I got my idea for an example of digital rhetoric from Brie’s post about non-profit organizations, so I guess forgetting about our assignment until now had its advantages. I don’t know how many of you know what the Ice Bucket Challenge is, but for those of you who don’t…
The Ice Bucket Challenge promotes awareness of ALS, or Lou Gehrig’s disease, and financial support for its research. A participant in the challenge gets a bucket of ice water dumped on his head and then nominates others to have the same done to them. If you do not complete the challenge within 24 hours of being nominated, you have to donate to fight ALS. Donating is obviously encouraged even if you do complete the challenge.

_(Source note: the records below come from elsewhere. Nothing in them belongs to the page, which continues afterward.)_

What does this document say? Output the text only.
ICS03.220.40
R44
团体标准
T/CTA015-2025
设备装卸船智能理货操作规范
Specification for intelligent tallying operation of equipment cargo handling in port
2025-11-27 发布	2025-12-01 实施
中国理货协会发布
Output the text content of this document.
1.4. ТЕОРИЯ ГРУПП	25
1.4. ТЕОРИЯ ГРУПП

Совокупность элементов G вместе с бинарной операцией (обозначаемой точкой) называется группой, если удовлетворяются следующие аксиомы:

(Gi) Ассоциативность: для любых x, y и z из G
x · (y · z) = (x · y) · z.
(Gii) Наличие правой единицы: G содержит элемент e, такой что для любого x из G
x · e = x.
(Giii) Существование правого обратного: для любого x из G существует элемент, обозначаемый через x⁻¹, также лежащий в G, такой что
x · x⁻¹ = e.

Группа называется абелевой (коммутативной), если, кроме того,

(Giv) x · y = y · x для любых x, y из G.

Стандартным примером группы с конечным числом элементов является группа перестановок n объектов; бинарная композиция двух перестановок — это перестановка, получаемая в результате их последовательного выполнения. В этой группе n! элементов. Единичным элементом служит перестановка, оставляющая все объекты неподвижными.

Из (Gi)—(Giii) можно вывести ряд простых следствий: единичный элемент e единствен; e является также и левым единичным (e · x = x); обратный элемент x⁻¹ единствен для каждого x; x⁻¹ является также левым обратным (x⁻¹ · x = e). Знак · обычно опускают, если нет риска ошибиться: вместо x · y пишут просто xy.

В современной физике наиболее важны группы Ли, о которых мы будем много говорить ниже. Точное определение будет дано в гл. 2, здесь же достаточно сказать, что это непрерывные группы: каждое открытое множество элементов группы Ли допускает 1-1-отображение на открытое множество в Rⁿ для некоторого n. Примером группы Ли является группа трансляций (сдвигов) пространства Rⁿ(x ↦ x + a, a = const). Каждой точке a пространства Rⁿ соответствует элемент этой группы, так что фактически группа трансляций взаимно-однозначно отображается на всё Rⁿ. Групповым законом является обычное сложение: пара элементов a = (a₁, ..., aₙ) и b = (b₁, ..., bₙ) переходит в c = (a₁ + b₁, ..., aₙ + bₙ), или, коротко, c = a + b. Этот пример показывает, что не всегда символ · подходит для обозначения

If you’re like me, your brother nominated you to complete the challenge because (1) his fraternity’s philanthropy is ALS and (2) he can’t resist the opportunity to dump 5 gallons of ice cold water on your head. So on August 12, I completed the challenge:
After I completed the challenge, I remember reading this article. Between July 29 and August 12 of 2014, over $4 million had been donated to the ALS Association, which is four times the amount donated in that same period in 2013. According to the ALS Association’s website, they have now received over $115 million since July 29. Why is the Ice Bucket Challenge so immensely successful?
Easy. Because of its digital nature. It exists almost entirely through Facebook. People video themselves completing the challenge so they can post the video on Facebook and tag their nominees, then their nominees post their videos on Facebook and tag their own nominees and so on and so on.
The challenge basically went viral. A promotion of this sort is only possible through a medium like social media and so is a great example of digital rhetoric.